The show’s organisers, I Salone Nautici, were particularly proud of the measures that it put in place, as it released the following statement:

“As the only boat show able to take place in Europe during the Covid-19 crisis, the event has become another shining symbol of Italy’s sense of social responsibility, determination, conviction and know-how in these complicated times.”

The Show Itself

So, what made the event such a hit with those who attended?

For the exhibitors, the Genoa Boat Show presented plenty of sales opportunities, as the executive chairman of boat manufacturing company San Lorenzo was quick to point out. Massimo Perotti said:

“The show was well organised: we’ve seen a lot of visitors interested in purchasing a boat, meaning there was a high percentage of buyers this year, both Italian and from abroad. In total we sold five models, two from Bluegame and three from Sanlorenzo, to three Italians and two foreign buyers, a good mix.”

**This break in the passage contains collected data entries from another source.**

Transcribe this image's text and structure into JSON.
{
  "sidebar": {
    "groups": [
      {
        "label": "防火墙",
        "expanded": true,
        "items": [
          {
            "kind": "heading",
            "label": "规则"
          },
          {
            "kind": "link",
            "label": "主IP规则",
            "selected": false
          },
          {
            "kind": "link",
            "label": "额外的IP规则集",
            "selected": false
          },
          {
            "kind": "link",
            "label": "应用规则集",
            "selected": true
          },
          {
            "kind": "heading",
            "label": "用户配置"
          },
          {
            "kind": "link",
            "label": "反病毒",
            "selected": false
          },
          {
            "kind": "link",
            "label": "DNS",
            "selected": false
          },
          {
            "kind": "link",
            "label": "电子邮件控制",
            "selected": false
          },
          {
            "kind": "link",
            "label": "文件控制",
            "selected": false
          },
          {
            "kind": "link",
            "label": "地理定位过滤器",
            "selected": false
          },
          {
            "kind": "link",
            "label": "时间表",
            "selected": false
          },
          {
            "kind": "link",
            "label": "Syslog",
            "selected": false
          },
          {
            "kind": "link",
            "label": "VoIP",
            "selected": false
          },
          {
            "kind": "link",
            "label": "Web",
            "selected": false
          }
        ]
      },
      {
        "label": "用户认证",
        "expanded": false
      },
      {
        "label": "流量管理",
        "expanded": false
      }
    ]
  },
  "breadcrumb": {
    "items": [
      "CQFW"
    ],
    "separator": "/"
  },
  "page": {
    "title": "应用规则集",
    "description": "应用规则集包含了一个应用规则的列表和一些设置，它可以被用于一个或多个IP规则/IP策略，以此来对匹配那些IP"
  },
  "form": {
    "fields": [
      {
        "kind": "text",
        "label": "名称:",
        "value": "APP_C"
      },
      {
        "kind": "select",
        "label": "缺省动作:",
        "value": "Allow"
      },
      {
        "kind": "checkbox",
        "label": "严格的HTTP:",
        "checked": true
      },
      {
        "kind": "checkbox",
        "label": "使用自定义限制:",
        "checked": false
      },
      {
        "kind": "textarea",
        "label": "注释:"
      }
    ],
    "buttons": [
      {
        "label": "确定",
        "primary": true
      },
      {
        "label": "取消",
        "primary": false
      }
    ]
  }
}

But for spectators, the biggest attractions were the boats themselves. Amongst those on display were the first Benetti 40M Oasis Rebeca, which was one of the largest boats seen at the event. Sanlorenzo were no slouches either, as they exhibited their SX88 model, which is the flagship boat of its famed crossover series.

And of course, the boats weren’t the only attractions on offer.

In what we could call a festival of boating, it stands to reason that there was plenty of amazing Italian wine and food on offer.

But perhaps the event’s biggest achievement is the fact that it happened at all. The Genoa Boat Show brought a feeling of normality that so few in the boating community have been able to feel over the course of the last year. And while the event may not have reached the dizzying heights that we’re sure it would have without the pandemic issue in play, it was still a remarkable series of days.

The Final Word

We believe that the 2020 Genoa Boat Show stands as a true testament to human ingenuity in the face of adverse conditions. 

The organisers did a spectacular job of ensuring the event was safe for all involved while still providing exhibits that made it worth the time and money spent by attendees. And it’s likely that other boat shows will be able to use this event as the model for what they should do in the future, for as long as the coronavirus threat looms.